Raúl Castro, dans Página/12

Cela nous a fait beaucoup de bien d'être partie prenante d'un mouvement qui a été en gestation ici, en Argentine, de revalorisation du domaine artistique, non seulement pour ce qui paraît dans les grands media mais pour ce que les gens soutiennent, parce qu'ils ressentent qu'ils en font partie. Et de ce côté-là, Falta y Resto a été bien servie, heureusement. La réponse du public est chaque fois plus importante et nous sentons que ce que nous disons est assimilé comme si c'était dit par le peuple argentin lui-même. [...] Quand nous nous sommes rendu compte de ce qu'il existait en Argentine cette possibilité, le discours que l'on tenait est devenu un peu plus universel, sans cesser pour autant de nous appartenir, d'être bien proche, à l'échelle du quartier, et de dépeindre notre village. (2)
(Traduction Denise Anne Clavilier)

Après La Trastienda, La Comedia del Barrio s'en va à Montevideo où Falta y Resto sera en compétition pendant le carnaval de la capitale uruguayenne (qui commence le 27 janvier cette année), avec la participation d'une rappeuse, Malena D'Alessio, dont la prestation tournera autour de la violence domestique, un problème assez prégnant dans la région, de part et d'autre du Río de la Plata.

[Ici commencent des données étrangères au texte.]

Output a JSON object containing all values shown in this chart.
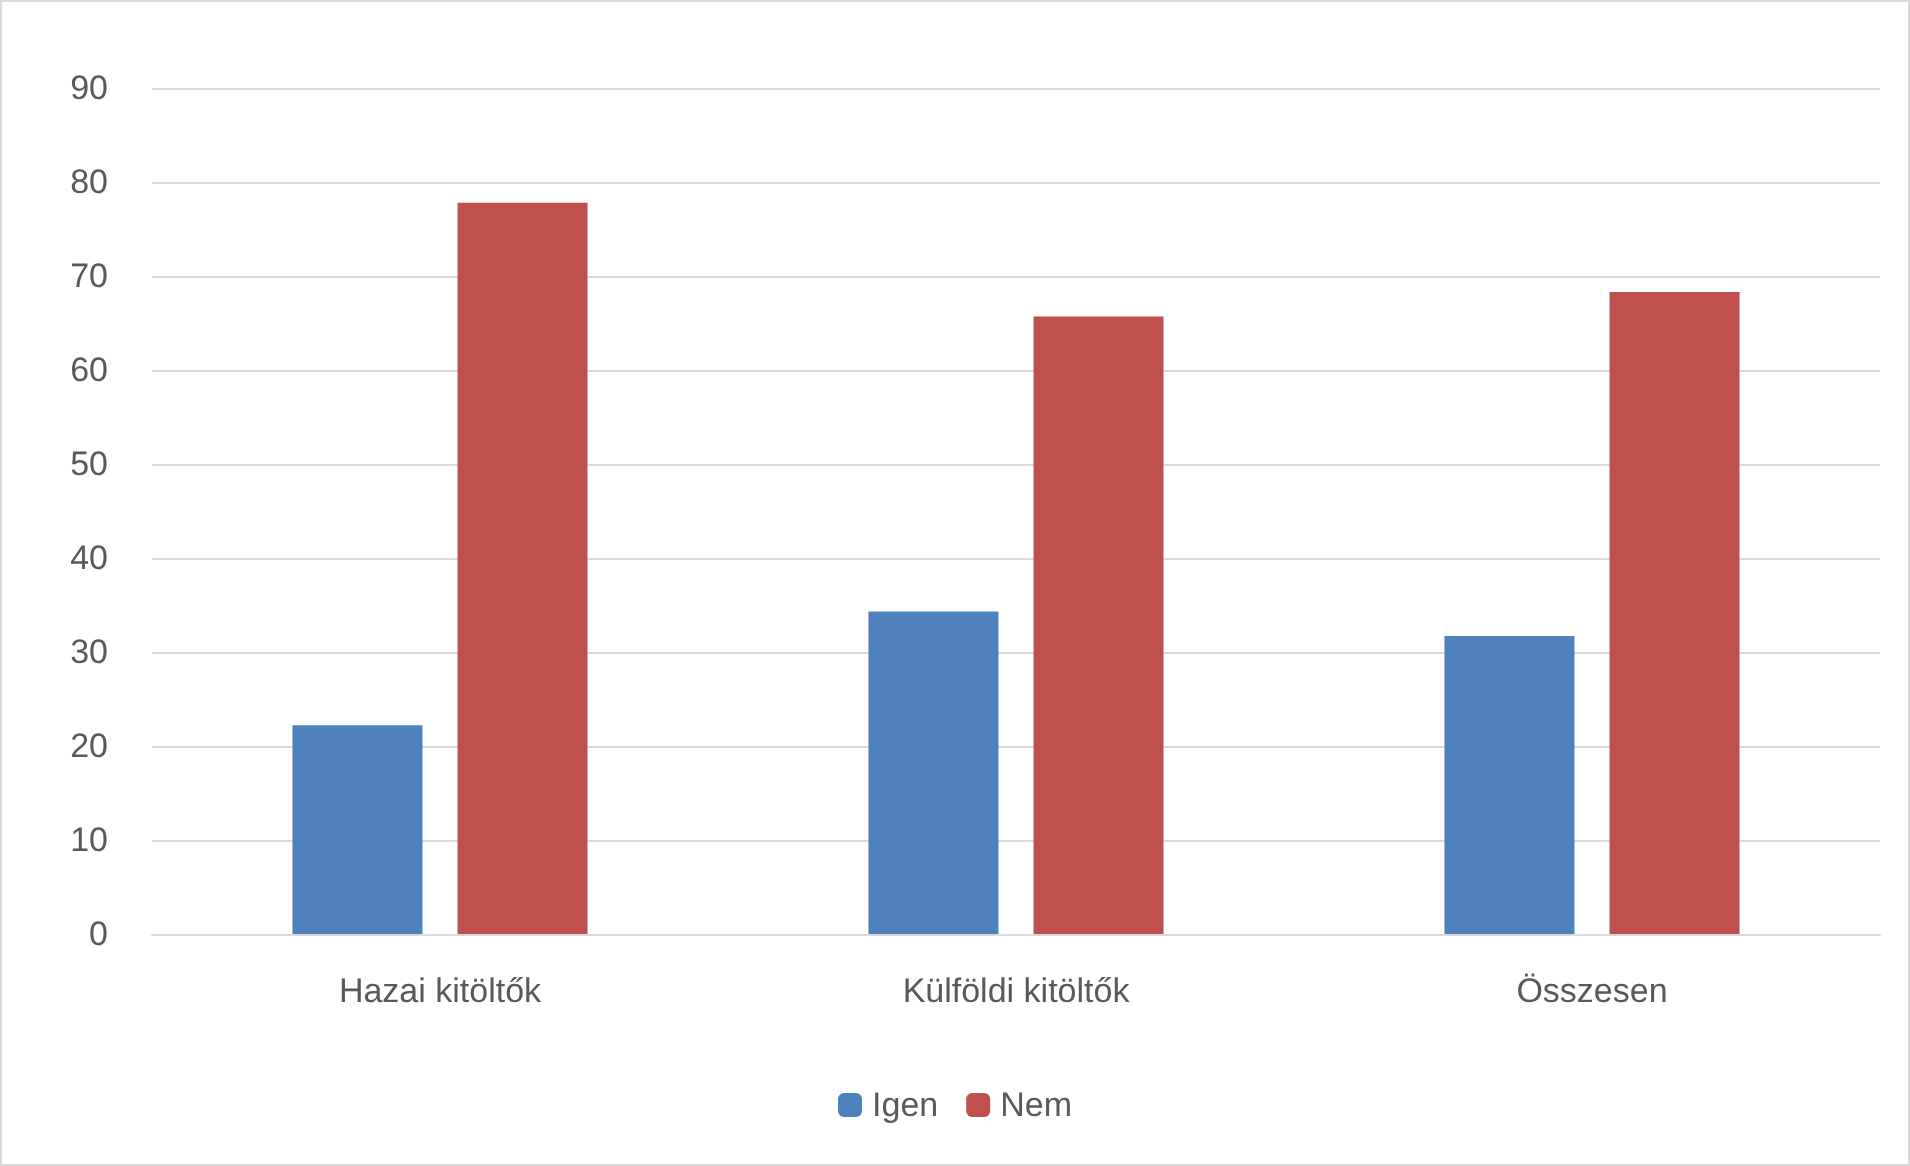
{
  "chart_data": {
    "type": "bar",
    "categories": [
      "Hazai kitöltők",
      "Külföldi kitöltők",
      "Összesen"
    ],
    "series": [
      {
        "name": "Igen",
        "color": "#4f81bd",
        "values": [
          22.2,
          34.3,
          31.7
        ]
      },
      {
        "name": "Nem",
        "color": "#c0504d",
        "values": [
          77.8,
          65.7,
          68.3
        ]
      }
    ],
    "ylim": [
      0,
      90
    ],
    "yticks": [
      0,
      10,
      20,
      30,
      40,
      50,
      60,
      70,
      80,
      90
    ],
    "grid": "y",
    "legend": "bottom"
  }
}
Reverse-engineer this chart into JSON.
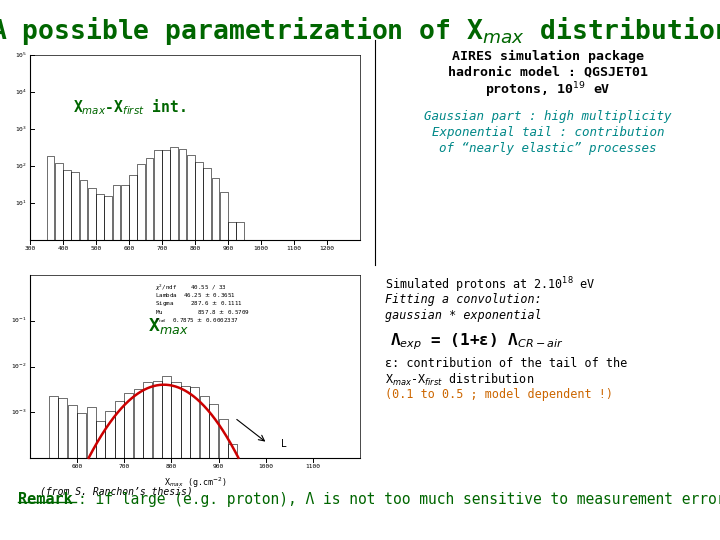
{
  "title": "A possible parametrization of X$_{max}$ distribution",
  "title_color": "#006600",
  "title_fontsize": 19,
  "background_color": "#ffffff",
  "top_left_label": "X$_{max}$-X$_{first}$ int.",
  "aires_line1": "AIRES simulation package",
  "aires_line2": "hadronic model : QGSJET01",
  "aires_line3": "protons, 10$^{19}$ eV",
  "gaussian_line1": "Gaussian part : high multiplicity",
  "exp_line1": "Exponential tail : contribution",
  "exp_line2": "of “nearly elastic” processes",
  "bottom_label": "X$_{max}$",
  "from_text": "(from S. Ranchon’s thesis)",
  "simulated_line": "Simulated protons at 2.10$^{18}$ eV",
  "fitting_line1": "Fitting a convolution:",
  "fitting_line2": "gaussian * exponential",
  "lambda_eq": "Λ$_{exp}$ = (1+ε) Λ$_{CR-air}$",
  "eps_line1": "ε: contribution of the tail of the",
  "eps_line2": "X$_{max}$-X$_{first}$ distribution",
  "model_line": "(0.1 to 0.5 ; model dependent !)",
  "remark_bold": "Remark",
  "remark_rest": ": if large (e.g. proton), Λ is not too much sensitive to measurement error…",
  "col_green": "#006600",
  "col_teal": "#008888",
  "col_red": "#cc0000",
  "col_black": "#000000",
  "col_orange": "#cc6600"
}
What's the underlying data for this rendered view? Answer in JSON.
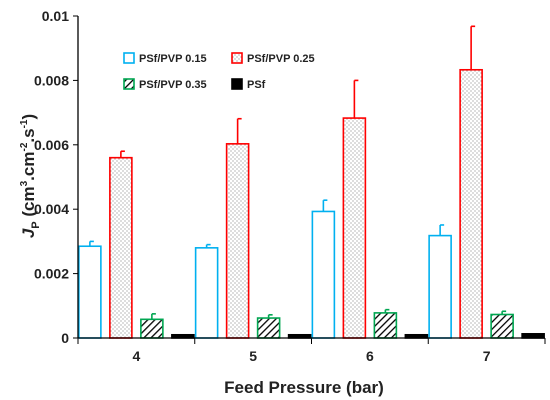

L'interview se poursuit, toujours intéressante :

–La murga es una comedia musical política. Como género, trata de reflejar y transformar la realidad en alegría, desde la ironía, la sátira y el buen humor. Pero en alegría consciente y de ojos abiertos, no en una alegría pasatista. Para eso es necesario que toque los temas de actualidad y todos ellos están imbuidos de su carácter político: desde los sociales hasta los de entretenimiento. Entonces, como tal, la murga es una comedia desde lo humorístico y musical porque se basa en el canto como arma fundamental, en el canto gregario, el canto de lo que representa al pueblo, que es el canto del coro. Y el ojo de la murga tiene que ver con un trasfondo político. Entonces, cuando nacimos, en 1980, estábamos atravesando todavía la dictadura y supuestamente iba a ser legitimada por un plebiscito, que por suerte posteriormente no lo fue. Pensábamos que era muy importante tener un arma cultural que se opusiera desde lo barrial y desde lo social a lo que iba a suceder: un gobierno militar para muchos años. Empezamos a trabajar con la murga, tuvo mucha aceptación de entrada y fue mucho más corto el período dictatorial posterior a nuestra fundación de lo que pensábamos que sería. Y cuando nos quedamos en 1985 con la murga entre las manos y en democracia nos dimos cuenta de que teníamos un arma que trascendía lo puntual del momento y podía ser realmente una opción de entretenimiento y de militancia diferente a lo que había.
Raúl Castro, dans Página/12

- La murga est une comédie musicale politique. Comme genre, il s'agit de renvoyer l'image de la réalité et de transformer celle-ci en joie, à partir de l'ironie, de la satire et de la bonne humeur. Mais en joie consciente et avec les yeux bien ouverts, pas en une joie éphémère. Pour cela, il est nécessaire de toucher les thèmes d'actualité et tous les nôtres sont pénétrés de son caractère politique, depuis les thèmes engagés jusqu'à ceux qui font dans la distraction. Par conséquent, en tant que telle, la murga est une comédie à cause de l'humour et de la musique parce qu'elle est fondée sur le chant comme arme essentielle, dans le chant collectif, le chant qui représente le peuple, qui est le chant du choeur. Et l'oeil de la murga a à voir avec un fonds politique. Par conséquent, quand nous [leur murga] sommes nés, en 1980, nous étions encore là à passer sous les gouttes de la dictature et elle passait alors pour devoir être légitimée par un plébiscite et par bonheur ensuite ça n'a pas été le cas. Nous pensions qu'il était très important de disposer d'une arme culturelle, qui pourrait s'opposer, depuis l'échelle du quartier et des enjeux sociaux, à ce qui allait se passer : un gouvernement militaire pour de nombreuses années. Nous avons commencé à travailler avec la murga, il y a eu d'emblée un bon accueil et la période dictatoriale a été beaucoup plus courte après notre fondation que ce qu'on pensait que ce serait. Et quand nous nous sommes retrouvés en 1985 avec notre murga dans les mains et en régime démocratique, nous nous sommes rendu compte que nous détenions une arme qui dépassait ce que le caractère ponctuel du moment et que ça pouvait vraiment être une option de distraction et de militance différente de ce qui existait alors.
(Traduction Denise Anne Clavilier)

Pour aller plus loin :
Visiter la page Myspace de Falta y Resto (que vous pouvez trouver parmi les "amis" de ma propre page Myspace. Vous y trouverez aussi quelques autres murgas et il en viendra d'autres avec le temps).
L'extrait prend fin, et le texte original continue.